Cette première phase
des travaux ordonnés par Marduel s’achève en 1760, date à
laquelle l’église est solennellement inaugurée. Diderot écrit à
cette occasion un compte rendu pour la Correspondance
littéraire, plutôt mitigé. Mais au delà de ses
critiques et de ses contre-propositions, Diderot saisit parfaitement
quelle est l’ambition du directeur de la paroisse Saint-Roch :
« Si j’avais eu l’idée d’exécuter
un calvaire, j’aurais embrassé un grand espace, et j’aurais
voulu y montrer une grande scène, comme l’Elévation de croix
de Rubens, ou le Crucifiement de
Volaterra
[…] Un édifice tel que
je l’imagine avec tout le pathétique qu’on pourrait y
introduire, ferait plus de conversions que tous les sermons d’un
carême. » (DPV XIII 176.)
Ce n’est pas par le
discours mais par la disposition des lieux qu’il conviendra
d’attirer désormais les fidèles ; l’église n’est plus
le temple du verbe, mais un dispositif de conversion, qui prétend
canaliser, capter, exploiter la déambulation oisive, changer la
promenade désœuvrée en circulation esthétique, puis en parcours
initiatique.

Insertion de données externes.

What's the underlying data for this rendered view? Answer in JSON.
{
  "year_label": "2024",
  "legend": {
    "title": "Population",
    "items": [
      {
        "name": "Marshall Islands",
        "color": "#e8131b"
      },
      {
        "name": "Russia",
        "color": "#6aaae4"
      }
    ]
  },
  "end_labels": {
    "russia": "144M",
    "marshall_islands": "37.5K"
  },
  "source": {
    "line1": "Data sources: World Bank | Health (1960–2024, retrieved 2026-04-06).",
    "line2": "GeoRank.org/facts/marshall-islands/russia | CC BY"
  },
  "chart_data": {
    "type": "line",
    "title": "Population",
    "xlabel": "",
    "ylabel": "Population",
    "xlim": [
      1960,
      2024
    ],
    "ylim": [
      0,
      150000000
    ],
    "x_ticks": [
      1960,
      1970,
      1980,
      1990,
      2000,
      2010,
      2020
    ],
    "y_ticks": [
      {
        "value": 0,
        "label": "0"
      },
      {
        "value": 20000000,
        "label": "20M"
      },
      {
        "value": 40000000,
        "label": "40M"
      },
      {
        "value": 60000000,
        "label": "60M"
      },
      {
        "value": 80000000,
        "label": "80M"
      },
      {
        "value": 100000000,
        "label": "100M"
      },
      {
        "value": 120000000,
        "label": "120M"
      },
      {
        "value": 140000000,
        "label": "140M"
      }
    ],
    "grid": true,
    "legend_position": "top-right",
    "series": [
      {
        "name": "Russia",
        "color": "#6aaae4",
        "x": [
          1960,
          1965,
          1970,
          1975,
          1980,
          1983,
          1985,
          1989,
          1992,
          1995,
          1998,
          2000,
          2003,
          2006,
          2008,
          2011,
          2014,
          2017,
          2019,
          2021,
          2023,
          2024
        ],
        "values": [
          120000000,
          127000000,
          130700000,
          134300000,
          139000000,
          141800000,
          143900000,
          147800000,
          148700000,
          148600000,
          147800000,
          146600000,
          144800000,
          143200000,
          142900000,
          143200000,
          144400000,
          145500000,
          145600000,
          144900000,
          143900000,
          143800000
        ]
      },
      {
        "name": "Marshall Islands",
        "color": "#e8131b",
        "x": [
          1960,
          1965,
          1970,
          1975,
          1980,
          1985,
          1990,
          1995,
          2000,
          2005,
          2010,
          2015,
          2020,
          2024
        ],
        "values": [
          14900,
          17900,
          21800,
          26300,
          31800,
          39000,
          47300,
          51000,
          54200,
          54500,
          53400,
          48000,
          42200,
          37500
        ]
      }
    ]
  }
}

Cette captation de la promenade procède exactement du
même principe que celle décrite par Diderot à propos du Salon dans
le préambule du Salon de 1767 :
la scène prend au piège une circulation erratique, aléatoire et,
de la même façon que l’église convertit le badaud au sublime de
la contemplation mystique, de même le Salon, à partir des
promeneurs du dimanche, fabrique un public, et avec ce public le
goût, puis la gloire de la nation.
 Gabriel François Doyen, Sainte Geneviève demande à Dieu de repousser l’invasion des Huns, 1759-1760
Cependant l’église
Saint-Roch toute en longueur pèche par la quasi absence de transept.
Pour y remédier, le curé Marduel lance un projet d’aménagement
en trompe l’œil au fond de chacune des courtes ailes du transept.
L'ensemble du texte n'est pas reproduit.